The Lone Cat of the Camp

Stamboul, La., Oct. 13, 1907.

When we shifted camp we came down here and found a funny little wooden shanty, put up by some people who now and then come out here and sleep in it when they fish or shoot. The only living thing around it was a pussy-cat. She was most friendly and pleasant, and we found that she had been living here for two years. When people were in the neighborhood, she would take what scraps she could get, but the rest of the time she would catch her own game for herself. She was pretty thin when we came, and has already fattened visibly. She was not in the least disconcerted by the appearance of the hounds, and none of them paid the slightest attention to her when she wandered about among them. We are camped on the edge of a lake. This morning before breakfast I had a good swim in it, the water being warmer than the air, and this evening I rowed on it in the moonlight. Every night we hear the great owls hoot and laugh in uncanny fashion.

Camp on Tenesas Bayou,
Oct. 6, 1907.

Here we are in camp. It is very picturesque, and as comfortable as possible. We have a big fly tent for the horses; the hounds sleep with them, or with the donkeys! There is a white hunter, Ben Lily, who has just joined us, who is a really remarkable character. He literally lives in the woods. He joined us early this morning, with one dog. He had tramped for twenty-four hours through the woods, without food or water, and had slept a couple of hours in a crooked tree, like a wild turkey.

He has a mild, gentle face, blue eyes, and full beard; he is a religious fanatic, and is as hardy as a bear or elk, literally caring nothing for fatigue and exposure, which we couldn’t stand at all. He doesn’t seem to consider the 24 hours’ trip he has just made, any more than I should a half hour’s walk before breakfast. He quotes the preacher Talmage continually.

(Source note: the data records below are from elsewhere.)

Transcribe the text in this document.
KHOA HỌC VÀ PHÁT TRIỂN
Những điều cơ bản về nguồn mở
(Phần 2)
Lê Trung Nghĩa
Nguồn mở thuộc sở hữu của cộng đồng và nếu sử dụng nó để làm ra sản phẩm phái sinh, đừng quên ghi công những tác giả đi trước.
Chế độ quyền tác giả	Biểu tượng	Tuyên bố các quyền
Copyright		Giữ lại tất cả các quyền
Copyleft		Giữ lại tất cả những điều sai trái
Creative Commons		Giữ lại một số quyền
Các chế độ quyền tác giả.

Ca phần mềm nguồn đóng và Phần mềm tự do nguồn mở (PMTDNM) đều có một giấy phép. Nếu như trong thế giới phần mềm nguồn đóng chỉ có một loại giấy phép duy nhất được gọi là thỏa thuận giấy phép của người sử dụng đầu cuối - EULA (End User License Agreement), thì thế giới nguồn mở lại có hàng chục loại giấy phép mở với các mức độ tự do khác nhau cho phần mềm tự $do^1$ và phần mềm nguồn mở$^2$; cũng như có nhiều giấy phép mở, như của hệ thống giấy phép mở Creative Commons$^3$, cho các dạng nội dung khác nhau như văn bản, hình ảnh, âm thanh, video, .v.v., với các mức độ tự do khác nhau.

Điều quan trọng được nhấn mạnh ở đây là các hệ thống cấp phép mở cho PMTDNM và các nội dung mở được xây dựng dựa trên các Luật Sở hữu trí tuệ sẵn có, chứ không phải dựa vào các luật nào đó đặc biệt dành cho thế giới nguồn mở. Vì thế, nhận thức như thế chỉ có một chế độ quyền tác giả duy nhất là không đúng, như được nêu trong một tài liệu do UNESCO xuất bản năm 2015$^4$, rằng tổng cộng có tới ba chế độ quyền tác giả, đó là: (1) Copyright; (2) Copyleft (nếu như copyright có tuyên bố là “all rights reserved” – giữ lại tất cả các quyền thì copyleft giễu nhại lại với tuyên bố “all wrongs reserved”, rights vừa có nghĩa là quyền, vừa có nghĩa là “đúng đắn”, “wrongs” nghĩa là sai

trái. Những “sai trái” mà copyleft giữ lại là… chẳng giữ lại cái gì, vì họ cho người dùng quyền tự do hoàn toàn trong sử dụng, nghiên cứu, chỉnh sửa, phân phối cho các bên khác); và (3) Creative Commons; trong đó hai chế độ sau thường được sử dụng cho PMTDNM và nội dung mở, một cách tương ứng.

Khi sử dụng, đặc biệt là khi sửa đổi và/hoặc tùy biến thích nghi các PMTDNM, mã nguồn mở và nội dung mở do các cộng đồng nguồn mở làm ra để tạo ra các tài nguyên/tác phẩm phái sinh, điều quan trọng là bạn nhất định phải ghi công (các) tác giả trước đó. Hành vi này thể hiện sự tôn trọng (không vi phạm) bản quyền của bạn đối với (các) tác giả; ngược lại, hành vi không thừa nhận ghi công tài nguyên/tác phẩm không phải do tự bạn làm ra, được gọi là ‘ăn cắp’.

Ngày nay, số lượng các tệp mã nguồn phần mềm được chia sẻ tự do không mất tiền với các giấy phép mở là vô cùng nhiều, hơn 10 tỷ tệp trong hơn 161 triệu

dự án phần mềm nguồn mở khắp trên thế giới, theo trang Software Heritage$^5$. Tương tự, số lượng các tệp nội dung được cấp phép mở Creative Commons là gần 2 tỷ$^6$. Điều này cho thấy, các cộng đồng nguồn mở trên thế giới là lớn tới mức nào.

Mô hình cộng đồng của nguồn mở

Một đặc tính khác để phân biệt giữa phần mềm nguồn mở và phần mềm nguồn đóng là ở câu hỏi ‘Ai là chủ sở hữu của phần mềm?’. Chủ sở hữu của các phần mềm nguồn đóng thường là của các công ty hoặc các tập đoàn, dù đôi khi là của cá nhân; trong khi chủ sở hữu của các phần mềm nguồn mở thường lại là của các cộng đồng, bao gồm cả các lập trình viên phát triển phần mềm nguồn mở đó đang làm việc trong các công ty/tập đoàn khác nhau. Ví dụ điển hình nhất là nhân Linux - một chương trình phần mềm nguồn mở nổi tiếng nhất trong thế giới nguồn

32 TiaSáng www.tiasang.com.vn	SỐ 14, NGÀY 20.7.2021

This is a black belt. The people are almost all negroes, curious creatures, some of them with Indian blood, like those in “Voodoo Tales.” Yesterday we met two little negresses riding one mule, bare-legged, with a rope bridle.

Tenesas Bayou, Oct. 10, 1907.

I just loved your letter. I was so glad to hear from you. I was afraid you would have trouble with your Latin. What a funny little fellow Opdyke must be; I am glad you like him. How do you get on at football?

We have found no bear. I shot a deer; I sent a picture of it to Kermit.

A small boy here caught several wildcats. When one was in the trap he would push a box towards it, and it would itself get into it, to hide; and so he would capture it alive. But one, instead of getting into the box, combed the hair of the small boy!

We have a great many hounds in camp; at night they gaze solemnly into the fire.

Dr. Lambert has caught a good many bass, which we have enjoyed at the camp table.

Bear Bayou, Oct. 16, 1907.

We have had no luck with the bear; but we have killed as many deer as we needed for meat, and the hounds caught a wildcat. Our camp is as comfortable as possible, and we have great camp fires at night.

One of the bear-hunting planters with me told me he once saw a bear, when overtaken by the hounds, lie down flat on its back with all its legs stretched out, while the dogs barked furiously all around it.

Suddenly the bear sat up with a jump, and frightened all the dogs so that they nearly turned back somersaults.

At this camp there is a nice tame pussy-cat which lies out here all the time, catching birds, mice, or lizards; but very friendly with any party of hunters which happens along.

P. S.—I have just killed a bear; I have written Kermit about it.